One major factor, he says, is that even well-intentioned reporters inevitably view foreign cultures through the lens of their own culture. That distortion is further exacerbated by the complex tribal histories and ideological differences between the Igbo and Hausa in Nigeria, and more recently of the Sunni and Shi’a in wartime Iraq.
In its coverage of the Nigerian war, U.S. magazines tended to “ignore aspects of the conflict that would have enhanced readers’ understanding of the war’s complexity,” Ibelema writes, “[and] overlooked or downplayed those aspects that contradicted the theme of African savagery and hatefulness.”
Ironically, Ibelema says now, he’s learned far more about his country’s conflict by doing research than by actually living through it. “Typically,” he observes, “the eye of a storm is not the best place to learn the truth.”
News That Uses You
Truth is also hard to come by in today’s frenetic media culture, says Self, who points to the rapidly blurring lines between news, entertainment, and opinion, especially in the medium of television. “Most advertising, and many types of entertainment, are geared toward making us suspend our preconceived notion of reality and step into another world,” he says. “When that happens, if we don’t have an understanding of the kinds of tricks that can be played by advertisers and politicians, then we’re completely at their mercy.”
It’s important for audiences to be equipped with “media literacy,” or the ability to separate the facts from the fiction and spin, Self says; he notes that the subject has only appeared in the last 15 years or so and “has not matured yet as a field of study, but it’s getting there.” UAB’s communication studies department offers a twice-yearly course, Media Citizenship, which Self says is geared toward teaching students “to be more informed on the real issues and more aware of the tricks that can be played to obscure them.

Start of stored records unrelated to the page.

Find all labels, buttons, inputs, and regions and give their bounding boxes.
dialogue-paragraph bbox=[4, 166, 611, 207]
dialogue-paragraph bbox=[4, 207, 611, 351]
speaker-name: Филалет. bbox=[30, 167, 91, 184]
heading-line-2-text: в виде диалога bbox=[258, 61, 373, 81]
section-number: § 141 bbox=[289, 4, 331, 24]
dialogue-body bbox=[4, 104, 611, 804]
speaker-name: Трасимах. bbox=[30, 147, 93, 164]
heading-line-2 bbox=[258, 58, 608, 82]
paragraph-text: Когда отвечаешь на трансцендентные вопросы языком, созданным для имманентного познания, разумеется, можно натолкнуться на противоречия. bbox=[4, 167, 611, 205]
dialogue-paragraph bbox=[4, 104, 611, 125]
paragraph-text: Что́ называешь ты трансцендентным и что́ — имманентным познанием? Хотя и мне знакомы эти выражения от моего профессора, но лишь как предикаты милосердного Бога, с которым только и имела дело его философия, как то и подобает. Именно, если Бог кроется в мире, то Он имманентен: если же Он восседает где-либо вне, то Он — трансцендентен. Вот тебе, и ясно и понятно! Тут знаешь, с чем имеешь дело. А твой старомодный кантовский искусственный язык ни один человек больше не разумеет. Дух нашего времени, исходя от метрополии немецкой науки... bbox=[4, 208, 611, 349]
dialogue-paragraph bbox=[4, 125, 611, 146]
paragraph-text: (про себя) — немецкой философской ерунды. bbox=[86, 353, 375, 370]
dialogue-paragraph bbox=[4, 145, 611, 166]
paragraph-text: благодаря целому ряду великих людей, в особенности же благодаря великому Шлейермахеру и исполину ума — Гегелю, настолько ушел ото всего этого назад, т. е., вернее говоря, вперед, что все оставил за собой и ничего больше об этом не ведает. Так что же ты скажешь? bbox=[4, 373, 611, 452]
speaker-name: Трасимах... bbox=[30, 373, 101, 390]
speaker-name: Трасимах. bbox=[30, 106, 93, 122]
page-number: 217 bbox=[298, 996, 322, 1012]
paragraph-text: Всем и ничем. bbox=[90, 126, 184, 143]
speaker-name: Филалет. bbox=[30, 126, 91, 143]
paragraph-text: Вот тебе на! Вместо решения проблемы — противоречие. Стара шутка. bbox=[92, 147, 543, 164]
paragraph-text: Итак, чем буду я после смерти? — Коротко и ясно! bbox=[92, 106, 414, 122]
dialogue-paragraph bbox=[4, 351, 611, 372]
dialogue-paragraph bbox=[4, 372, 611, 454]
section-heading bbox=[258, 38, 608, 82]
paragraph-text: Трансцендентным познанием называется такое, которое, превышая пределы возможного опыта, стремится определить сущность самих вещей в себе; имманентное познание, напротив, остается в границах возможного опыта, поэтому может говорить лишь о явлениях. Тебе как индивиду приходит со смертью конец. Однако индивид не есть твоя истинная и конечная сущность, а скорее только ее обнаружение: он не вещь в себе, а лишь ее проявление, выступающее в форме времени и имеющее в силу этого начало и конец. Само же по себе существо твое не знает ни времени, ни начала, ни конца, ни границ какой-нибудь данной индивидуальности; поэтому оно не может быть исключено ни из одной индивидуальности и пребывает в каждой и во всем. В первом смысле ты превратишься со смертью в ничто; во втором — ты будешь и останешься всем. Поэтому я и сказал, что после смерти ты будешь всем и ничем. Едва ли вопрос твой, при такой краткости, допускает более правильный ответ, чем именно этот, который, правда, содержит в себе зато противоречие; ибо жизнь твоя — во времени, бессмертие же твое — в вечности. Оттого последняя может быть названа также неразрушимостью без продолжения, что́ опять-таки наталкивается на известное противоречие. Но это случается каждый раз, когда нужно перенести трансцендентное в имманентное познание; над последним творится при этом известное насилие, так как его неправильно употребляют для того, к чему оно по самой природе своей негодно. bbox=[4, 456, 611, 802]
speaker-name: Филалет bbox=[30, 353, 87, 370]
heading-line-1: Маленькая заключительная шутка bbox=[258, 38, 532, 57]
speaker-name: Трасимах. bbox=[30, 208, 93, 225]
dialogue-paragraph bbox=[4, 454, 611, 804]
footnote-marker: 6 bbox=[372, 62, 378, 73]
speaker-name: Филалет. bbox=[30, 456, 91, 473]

“There’s a common misconception that media literacy means maintaining a cynical attitude about what you see and hear,” Self explains. “But cynicism is not the same as critical thinking, which is what we’re after. Being overly cynical can interfere with your perception of reality, just as being overly naïve can.”
Part of television’s power to persuade, notes Self, comes from the fact that “it’s the only medium where you can tune in when you’re dog-tired, and let them worry about doing all the work of telling the story. When you do that, you’re viewing so many frames per second and so many quick cuts that your brain is not capable of processing it all.”
Last fall, the department exposed students to viewpoints from a host of local and national journalists and media experts in a daylong seminar called “Media Now: Truth or Deception.” The keynote speaker was Birmingham native Will Pearson, president and cofounder of the magazine Mental Floss. Other speakers and panelists included David Meeks, city editor of the New Orleans Times-Picayune; Jim Metrock, president of media watchdog group Obligation Inc.; and Tom Scarritt, editor of the Birmingham News.
Self says he’s heartened by the positive feedback from that conference and the comments he gets from students in the Media Citizenship class. “Even though we only get to scratch the surface of the field, we hope that when students get out of school, they’re more able to use the media rather than being used by it,” he says.
“The important question is, what are future generations going to define for themselves as reality? If you show people a dog and call it a cat long enough, it enters the lexicon. Eventually, people will think a dog is a cat.”